If there is a voltage source between any node and the reference node, by Kirchhoff's voltage law, the voltage at that node is the same as the voltage source's. For example, if there is a 40 V source between node 1 and the reference node, node 0, V₁ = 40 V.
Note any voltage sources between two nodes. These two nodes form a supernode. By Kirchhoff's voltage law, the voltage difference at these two nodes is the same as the voltage source. For example, if there is a 60 V source between node 1 and node two, V₁ − V₂ = 60 V.
For all remaining nodes, write a Kirchhoff's current law equation for the currents leaving each node, using the terminal equations for circuit elements to relate circuit elements to currents. For example, if there is a 10 Ω resistor between nodes 2 and 3, a 1 A current source between nodes 2 and 4 (leaving node 2), and a 20 Ω resistor between nodes 2 and 5, the KCL equation would be (V₂ − V₃)/10 + 1 + (V₂ − V₅)/20 = 0 A.
For all sets of nodes that form a supernode, write a KCL equation, as in the last step for all currents leaving the supernode, i.e. sum the currents leaving the nodes of the supernode. For example, if there is a 60 V source between nodes 1 and 2, nodes 1 and 2 form a supernode.
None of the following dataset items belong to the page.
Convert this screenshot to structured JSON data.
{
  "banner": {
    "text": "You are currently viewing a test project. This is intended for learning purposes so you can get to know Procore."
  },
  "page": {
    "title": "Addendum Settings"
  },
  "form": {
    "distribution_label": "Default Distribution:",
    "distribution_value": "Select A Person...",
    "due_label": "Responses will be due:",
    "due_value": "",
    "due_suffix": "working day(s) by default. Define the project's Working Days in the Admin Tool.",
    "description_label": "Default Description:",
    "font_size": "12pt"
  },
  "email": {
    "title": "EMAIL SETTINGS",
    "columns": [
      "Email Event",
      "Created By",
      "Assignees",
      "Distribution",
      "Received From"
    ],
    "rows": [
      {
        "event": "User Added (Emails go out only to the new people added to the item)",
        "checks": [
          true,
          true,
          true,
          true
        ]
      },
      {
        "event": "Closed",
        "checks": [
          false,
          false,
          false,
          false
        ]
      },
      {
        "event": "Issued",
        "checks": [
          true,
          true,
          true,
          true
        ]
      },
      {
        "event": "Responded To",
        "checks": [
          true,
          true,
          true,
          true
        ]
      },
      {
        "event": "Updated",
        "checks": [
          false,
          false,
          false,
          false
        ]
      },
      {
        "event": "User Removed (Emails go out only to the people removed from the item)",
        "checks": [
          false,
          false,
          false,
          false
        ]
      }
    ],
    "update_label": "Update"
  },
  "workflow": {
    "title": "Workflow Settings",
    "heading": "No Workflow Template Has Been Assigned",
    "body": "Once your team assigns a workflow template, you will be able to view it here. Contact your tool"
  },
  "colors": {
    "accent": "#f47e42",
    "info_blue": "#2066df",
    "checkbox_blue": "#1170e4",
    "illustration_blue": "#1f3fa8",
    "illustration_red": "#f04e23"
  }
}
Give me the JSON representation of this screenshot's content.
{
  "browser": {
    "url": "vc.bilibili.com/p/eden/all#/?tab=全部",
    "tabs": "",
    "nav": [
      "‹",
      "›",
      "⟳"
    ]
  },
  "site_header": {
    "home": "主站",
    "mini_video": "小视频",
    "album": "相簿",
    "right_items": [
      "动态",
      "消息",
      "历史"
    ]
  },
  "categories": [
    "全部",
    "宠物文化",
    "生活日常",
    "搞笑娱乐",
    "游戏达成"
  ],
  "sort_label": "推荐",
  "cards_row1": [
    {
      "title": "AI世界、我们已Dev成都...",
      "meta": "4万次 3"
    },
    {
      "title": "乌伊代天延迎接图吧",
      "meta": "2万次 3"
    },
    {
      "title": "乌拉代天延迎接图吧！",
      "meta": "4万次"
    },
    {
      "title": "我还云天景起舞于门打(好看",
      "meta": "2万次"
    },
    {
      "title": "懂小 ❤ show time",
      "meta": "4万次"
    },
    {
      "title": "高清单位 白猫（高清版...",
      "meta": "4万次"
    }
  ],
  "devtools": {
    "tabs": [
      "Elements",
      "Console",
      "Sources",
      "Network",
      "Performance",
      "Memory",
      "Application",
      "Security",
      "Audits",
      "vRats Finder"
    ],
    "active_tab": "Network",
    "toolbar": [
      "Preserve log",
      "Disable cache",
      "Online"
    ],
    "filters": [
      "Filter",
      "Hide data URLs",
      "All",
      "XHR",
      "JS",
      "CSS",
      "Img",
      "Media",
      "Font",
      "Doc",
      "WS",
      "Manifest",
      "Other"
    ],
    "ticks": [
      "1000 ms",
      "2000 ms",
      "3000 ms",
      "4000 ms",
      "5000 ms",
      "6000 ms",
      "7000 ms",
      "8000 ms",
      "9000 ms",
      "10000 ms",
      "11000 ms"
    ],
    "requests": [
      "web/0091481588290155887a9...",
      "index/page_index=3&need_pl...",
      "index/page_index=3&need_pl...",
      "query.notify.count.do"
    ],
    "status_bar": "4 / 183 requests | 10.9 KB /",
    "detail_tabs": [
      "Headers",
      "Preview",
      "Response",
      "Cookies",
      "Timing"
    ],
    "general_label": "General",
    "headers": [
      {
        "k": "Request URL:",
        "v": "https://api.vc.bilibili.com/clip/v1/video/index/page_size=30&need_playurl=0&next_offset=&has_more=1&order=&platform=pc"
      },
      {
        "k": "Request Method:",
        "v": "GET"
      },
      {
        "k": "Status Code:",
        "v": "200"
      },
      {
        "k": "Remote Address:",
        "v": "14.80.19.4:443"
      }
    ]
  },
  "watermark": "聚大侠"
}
If there is a 40 Ω resistor between nodes 1 and the reference node, a 2 A current source between nodes 1 and 3 (leaving node 3), and a 30 Ω resistor between nodes 2 and 4, the KCL equation would be (V₁ − 0)/40 + (−2) + (V₂ − V₄)/30 = 0 A.
The KCL and KVL equations form a system of simultaneous equations that can be solved for the voltage at each node.